Cette mort, ajoutée à celle de sa maîtresse, qui se suicidera elle aussi, emportant dans la tombe leur fille de quatre ans, provoquant scandales, critiques exacerbées et de nombreuses questions restées sans réponses. Quelques temps avant sa mort, Ted Hughes publiera Birthday Letters, dans lequel il revient sur sa relation avec Sylvia.
Sylvia Plath fut-elle réellement une victime écrasée par un mari jaloux qui craignait son génie ? Ou bien se sentit-elle si écrasée par le génie de son mari qu’elle préféra mettre fin à ses jours plutôt que de rester dans l’ombre ?  Qui était réellement cet homme, pour que deux des trois femmes ayant partagées sa vie (en laissant de côté les conquêtes) mettent fin à leurs jours ? Un monstre ou bien un homme solide attirant des femmes brisées cherchant désespérément de l’aide ? D’ailleurs, les faits sont-ils si simple et l’âme humaine si limpide qu’il faille absolument y voir deux camps : les victimes et les bourreaux ? Il n’existe pas de réponse à ces questions.
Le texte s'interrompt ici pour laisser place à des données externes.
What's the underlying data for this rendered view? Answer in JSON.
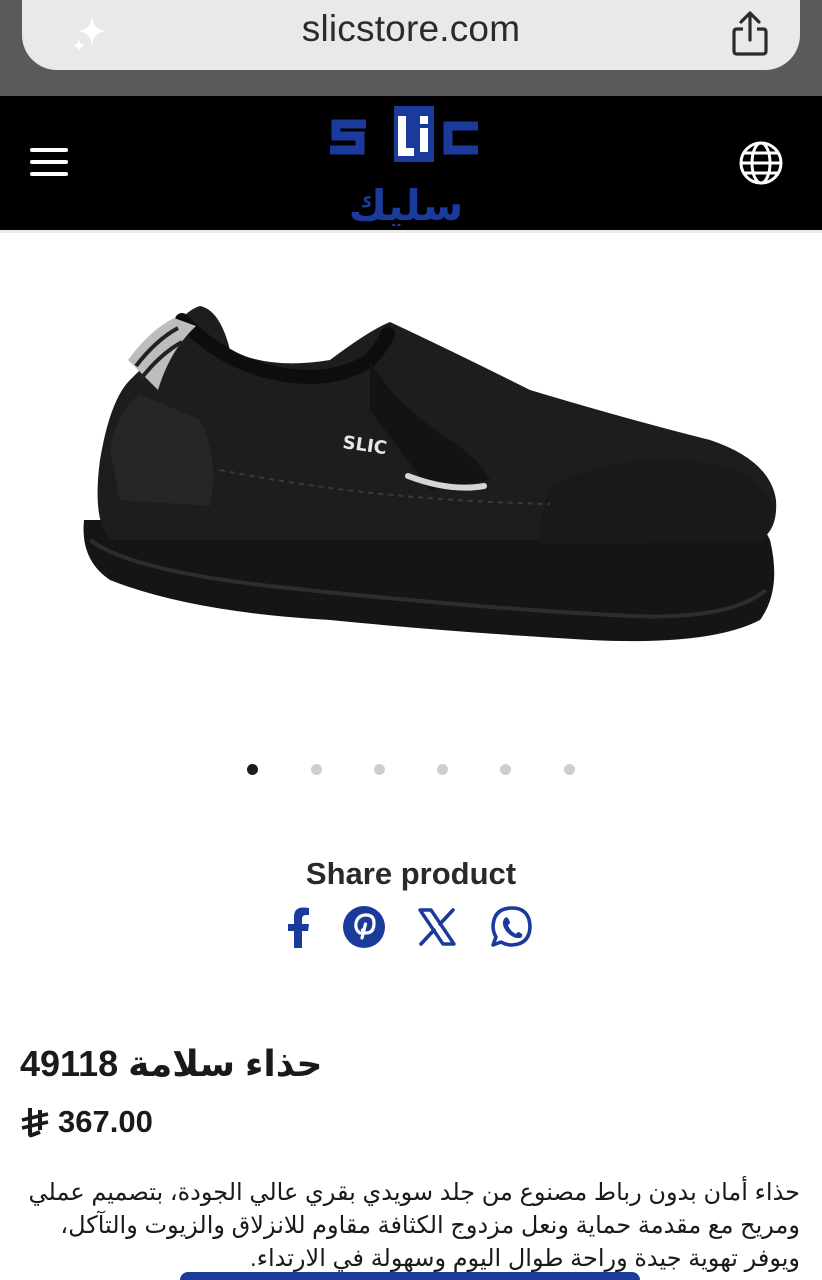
{
  "browser": {
    "url": "slicstore.com"
  },
  "header": {
    "logo_latin": "sLic",
    "logo_arabic": "سليك",
    "brand_color": "#1a3a9c"
  },
  "gallery": {
    "image_count": 6,
    "active_index": 0,
    "shoe_brand_text": "SLIC"
  },
  "share": {
    "title": "Share product",
    "icons": [
      "facebook-icon",
      "pinterest-icon",
      "x-icon",
      "whatsapp-icon"
    ],
    "icon_color": "#1a3a9c"
  },
  "product": {
    "title": "حذاء سلامة 49118",
    "price": "367.00",
    "currency_icon": "saudi-riyal-icon",
    "description": "حذاء أمان بدون رباط مصنوع من جلد سويدي بقري عالي الجودة، بتصميم عملي ومريح مع مقدمة حماية ونعل مزدوج الكثافة مقاوم للانزلاق والزيوت والتآكل، ويوفر تهوية جيدة وراحة طوال اليوم وسهولة في الارتداء."
  }
}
Claude Pujade-Renaud ne prétend pas apporter de réponses à ces questions, se contentant -et c’est déjà énorme- de raconter les faits, ressuscitant les différents protagonistes et faisant intervenir d’autres témoins, fictifs ou réels mais dont les voix n’ont pas forcément laissé de traces : ici un voisin, un ami ou même un animal. D’une écriture mimétique qui rend à merveille les atmosphères, les sentiments, les personnalités, elle nous donne envie d’aller plus loin qu’une simple lecture : celle lire ou de relire les poèmes dont il est question, de se documenter, d’essayer, vainement, de comprendre pourquoi tout a fini en cendres et en fumée. Ainsi, le fils de Ted et Sylvia, David, agé d’un peine plus d’un an au moment de la mort de sa mère, s’est finalement suicidé en mars 2009. Cette répétition du suicide, de l’exil, de la dépression dans ces histoires personnelles ne sont pas sans évoquer le concept de hamingja. Dans la mythologie nordique, la hamingja est, en quelque sorte, le destin et la chance d’une famille, non pas au sens passif de “destinée”, mais plutôt dans le sens d’évolution spirituelle d’une famille.

Ni une biographie croisée, ni un  véritable ouvrage de fiction, ce livre est parfaitement abordable, que l’on ait déjà une bonne connaissance de la vie et de l’œuvre de Plath et Hughes ou que l’on y soit totalement étranger. Le style est assez bref, ce qui peut surprendre dans un premier temps. J’avoue avoir eu un peu de mal à accrocher dans les premières pages, mais la justesse et la précision de la narration ont finalement eu raison de mes réticences.

Bibliographie (en français) non exhaustive (et disponible !) pour celles et ceux qui désireraient aller plus loin :
Ted Hughes, la terre hanté
, Joanny Moulin, Aden, 2006
Sylvia Plath ; Mourir pour vivre, Patricia Godi, Aden, 2006
Poèmes 1957-1994, Ted HughesGallimard, 2009
Ariel, Sylvia Plath, Gallimard, 2009
Trois femmes, Sylvia Plath, Des Femmes, 1976
L’Anthologie de la poésie anglaise, disponible dans la collection de La Pléiade contient quelques poèmes de Ted Hughes.